Аргументы были логичными и связными, и причин продолжать спор Пошта не находил – но согласиться не мог. Что-то толкало его в Балаклаву. Интуиция. Чутье листоноши.
– Ясно-понятно, – пробормотал он. – Только я в Бахче-Сарай не поеду. Вы езжайте. А я штольню разведаю – и вас нагоню.
Глава 1
Перфокарта
То, что в городе есть выжившие, Пошта понял сразу.
Были приметы, которые человек, только что вышедший на поверхность, никогда не заметит. Потому что нет у подземной крысы навыков следопыта. Откуда рожденному в бункере знать, что вот эта аккуратная кучка мусора, состоящая из обгоревших упаковок сухого пайка, является отличительной чертой лагеря сталкеров, пережидавших опасность на крыше здания? Или взять хотя бы угольные метки на стенах, которые Пошта впервые увидел еще на въезде в Балаклаву: череп с костями, крест, три треугольника и круг. Отметки были оставлены относительно недавно – год, максимум два назад. А это означало, что в городе или рядом с ним есть колония уцелевших, и они уже достаточно осмелели, чтобы организовывать экспедиции на поверхность. Оставалось только найти их убежище.

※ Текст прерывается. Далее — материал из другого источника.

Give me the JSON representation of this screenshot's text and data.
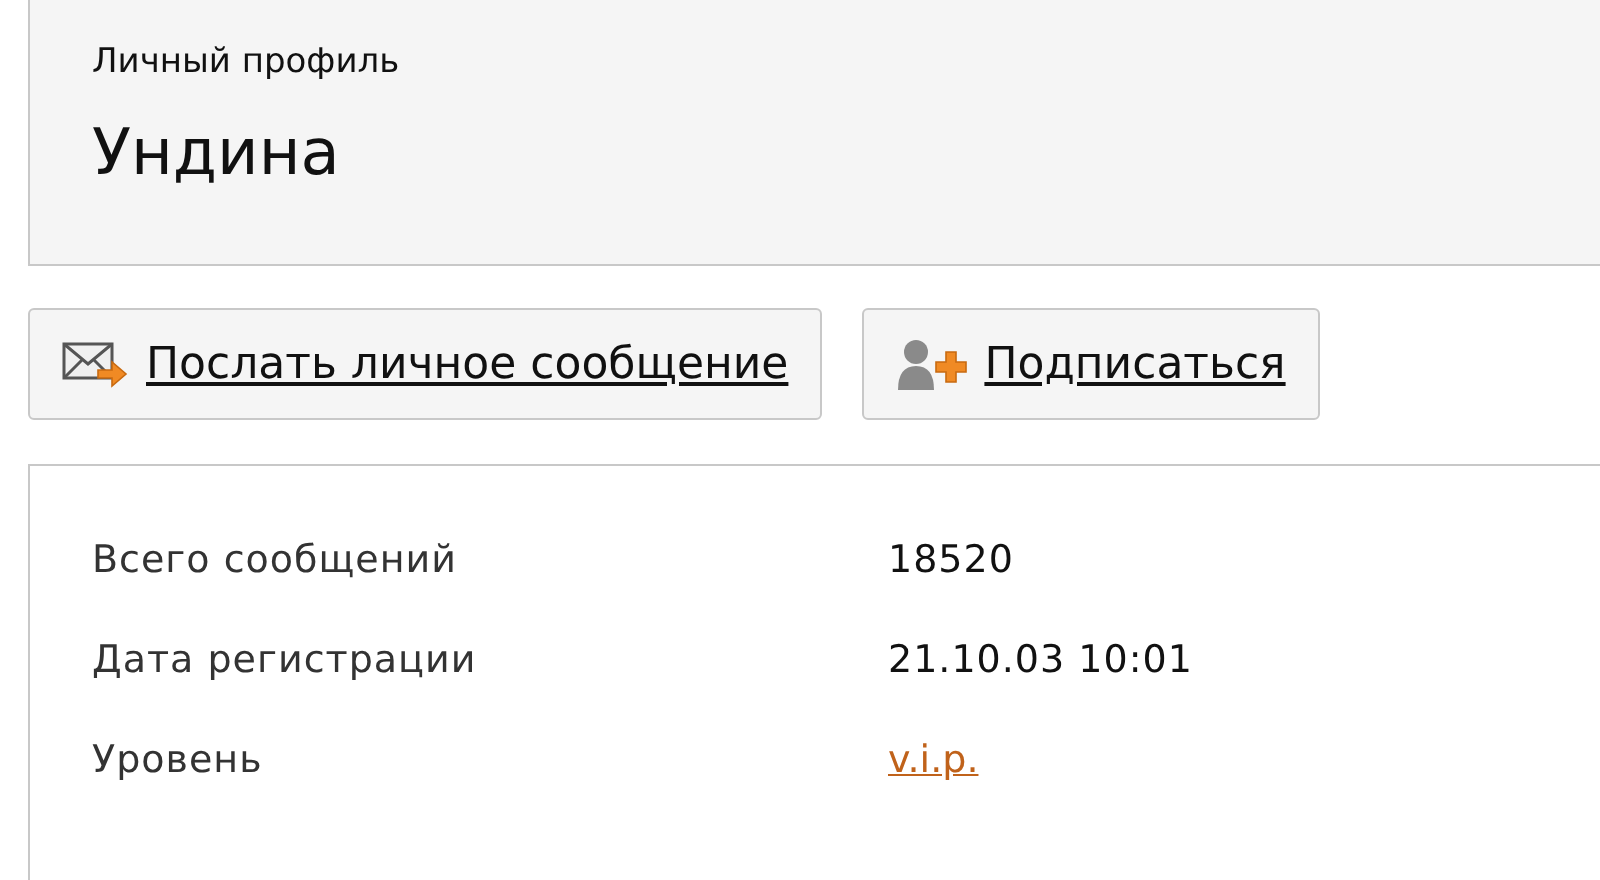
{
  "header": {
    "subtitle": "Личный профиль",
    "title": "Ундина"
  },
  "buttons": [
    {
      "kind": "message",
      "label": "Послать личное сообщение"
    },
    {
      "kind": "subscribe",
      "label": "Подписаться"
    }
  ],
  "stats": [
    {
      "label": "Всего сообщений",
      "value": "18520",
      "kind": "text"
    },
    {
      "label": "Дата регистрации",
      "value": "21.10.03 10:01",
      "kind": "text"
    },
    {
      "label": "Уровень",
      "value": "v.i.p.",
      "kind": "link"
    }
  ]
}
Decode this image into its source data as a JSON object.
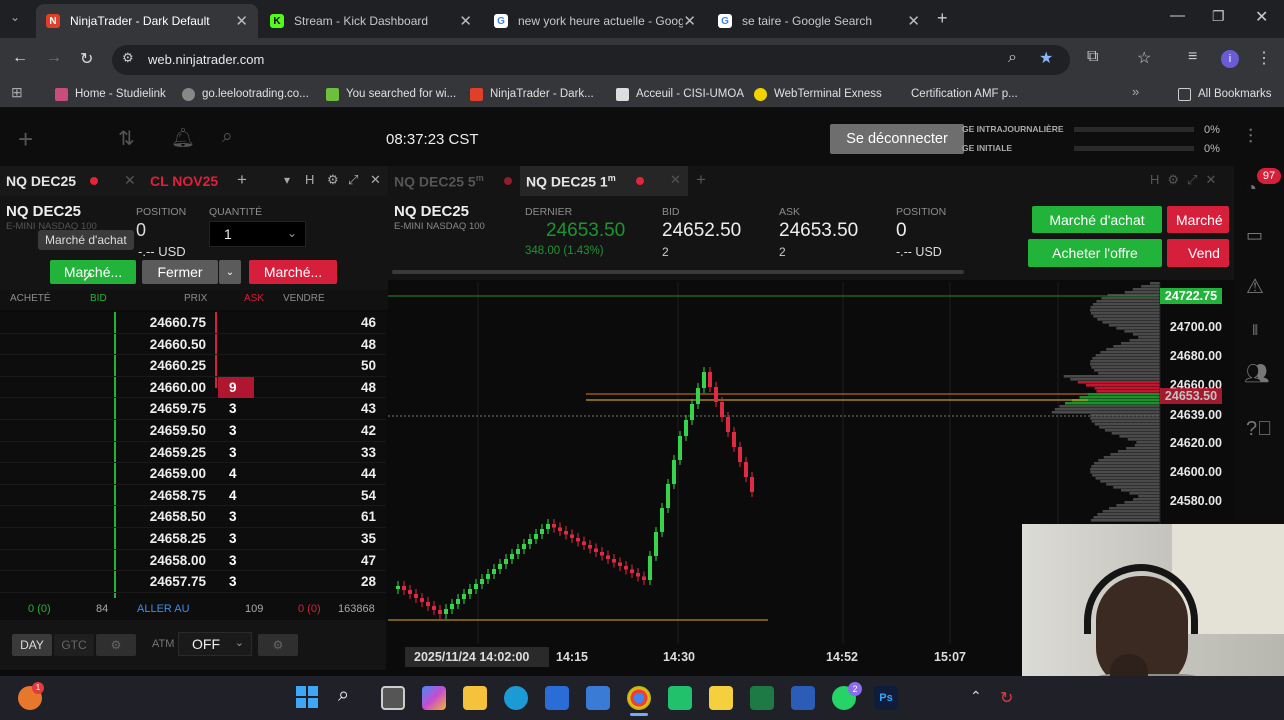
{
  "browser": {
    "tabs": [
      {
        "title": "NinjaTrader - Dark Default",
        "fav": "N",
        "color": "#e0402a"
      },
      {
        "title": "Stream - Kick Dashboard",
        "fav": "K",
        "color": "#53fc18"
      },
      {
        "title": "new york heure actuelle - Goog",
        "fav": "G",
        "color": "#ffffff"
      },
      {
        "title": "se taire - Google Search",
        "fav": "G",
        "color": "#ffffff"
      }
    ],
    "url": "web.ninjatrader.com",
    "bookmarks": [
      "Home - Studielink",
      "go.leelootrading.co...",
      "You searched for wi...",
      "NinjaTrader - Dark...",
      "Acceuil - CISI-UMOA",
      "WebTerminal Exness",
      "Certification AMF p...",
      "All Bookmarks"
    ],
    "profile_initial": "i"
  },
  "app": {
    "clock": "08:37:23 CST",
    "logout": "Se déconnecter",
    "risk": [
      {
        "label": "GE INTRAJOURNALIÈRE",
        "value": "0%"
      },
      {
        "label": "GE INITIALE",
        "value": "0%"
      }
    ],
    "notif_count": "97",
    "tabs_left": {
      "active": "NQ DEC25",
      "second": "CL NOV25"
    },
    "tabs_right": {
      "first": "NQ DEC25 5",
      "first_sup": "m",
      "active": "NQ DEC25 1",
      "active_sup": "m"
    }
  },
  "dom": {
    "symbol": "NQ DEC25",
    "desc": "E-MINI NASDAQ 100",
    "position_label": "POSITION",
    "position_value": "0",
    "qty_label": "QUANTITÉ",
    "qty_value": "1",
    "tooltip": "Marché d'achat",
    "currency": "-.-- USD",
    "btn_buy": "Marché...",
    "btn_close": "Fermer",
    "btn_sell": "Marché...",
    "headers": [
      "ACHETÉ",
      "BID",
      "PRIX",
      "ASK",
      "VENDRE"
    ],
    "rows": [
      {
        "price": "24660.75",
        "ask": "",
        "vend": "46"
      },
      {
        "price": "24660.50",
        "ask": "",
        "vend": "48"
      },
      {
        "price": "24660.25",
        "ask": "",
        "vend": "50"
      },
      {
        "price": "24660.00",
        "ask": "9",
        "vend": "48"
      },
      {
        "price": "24659.75",
        "ask": "3",
        "vend": "43"
      },
      {
        "price": "24659.50",
        "ask": "3",
        "vend": "42"
      },
      {
        "price": "24659.25",
        "ask": "3",
        "vend": "33"
      },
      {
        "price": "24659.00",
        "ask": "4",
        "vend": "44"
      },
      {
        "price": "24658.75",
        "ask": "4",
        "vend": "54"
      },
      {
        "price": "24658.50",
        "ask": "3",
        "vend": "61"
      },
      {
        "price": "24658.25",
        "ask": "3",
        "vend": "35"
      },
      {
        "price": "24658.00",
        "ask": "3",
        "vend": "47"
      },
      {
        "price": "24657.75",
        "ask": "3",
        "vend": "28"
      }
    ],
    "footer": {
      "left": "0 (0)",
      "bid_total": "84",
      "goto": "ALLER AU",
      "ask_total": "109",
      "right": "0 (0)",
      "vol": "163868"
    },
    "day": "DAY",
    "gtc": "GTC",
    "atm_label": "ATM",
    "atm_value": "OFF"
  },
  "chart_header": {
    "symbol": "NQ DEC25",
    "desc": "E-MINI NASDAQ 100",
    "last_label": "DERNIER",
    "last": "24653.50",
    "change": "348.00 (1.43%)",
    "bid_label": "BID",
    "bid": "24652.50",
    "bid_size": "2",
    "ask_label": "ASK",
    "ask": "24653.50",
    "ask_size": "2",
    "pos_label": "POSITION",
    "pos": "0",
    "usd": "-.-- USD",
    "buy_market": "Marché d'achat",
    "sell_market": "Marché",
    "buy_offer": "Acheter l'offre",
    "sell": "Vend"
  },
  "chart_data": {
    "type": "candlestick",
    "y_ticks": [
      "24700.00",
      "24680.00",
      "24660.00",
      "24639.00",
      "24620.00",
      "24600.00",
      "24580.00"
    ],
    "price_tags": [
      {
        "label": "24722.75",
        "color": "#22b33a"
      },
      {
        "label": "24653.50",
        "color": "#d61f3b"
      }
    ],
    "x_labels": [
      "2025/11/24 14:02:00",
      "14:15",
      "14:30",
      "14:52",
      "15:07"
    ]
  },
  "taskbar": {
    "badge": "2"
  }
}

Пошта аккуратно перегнулся через парапет проверить, как обстоят дела у Одина. Конь, вольно пасущийся рядом с входом в подъезд, словно почувствовал взгляд хозяина, всхрапнул и помотал головой: «Все спокойно, никого поблизости нет!» Привязывать или тем более стреноживать скакуна Пошта не стал, ведь неизвестно, какие твари прячутся в домах этого милого городка. Случись что, Один вполне мог постоять за себя, а в крайнем случае дать деру. Потерять коня листоноша не боялся, потому что верный восьминогий друг уже не раз находил своего хозяина даже после нескольких дней разлуки.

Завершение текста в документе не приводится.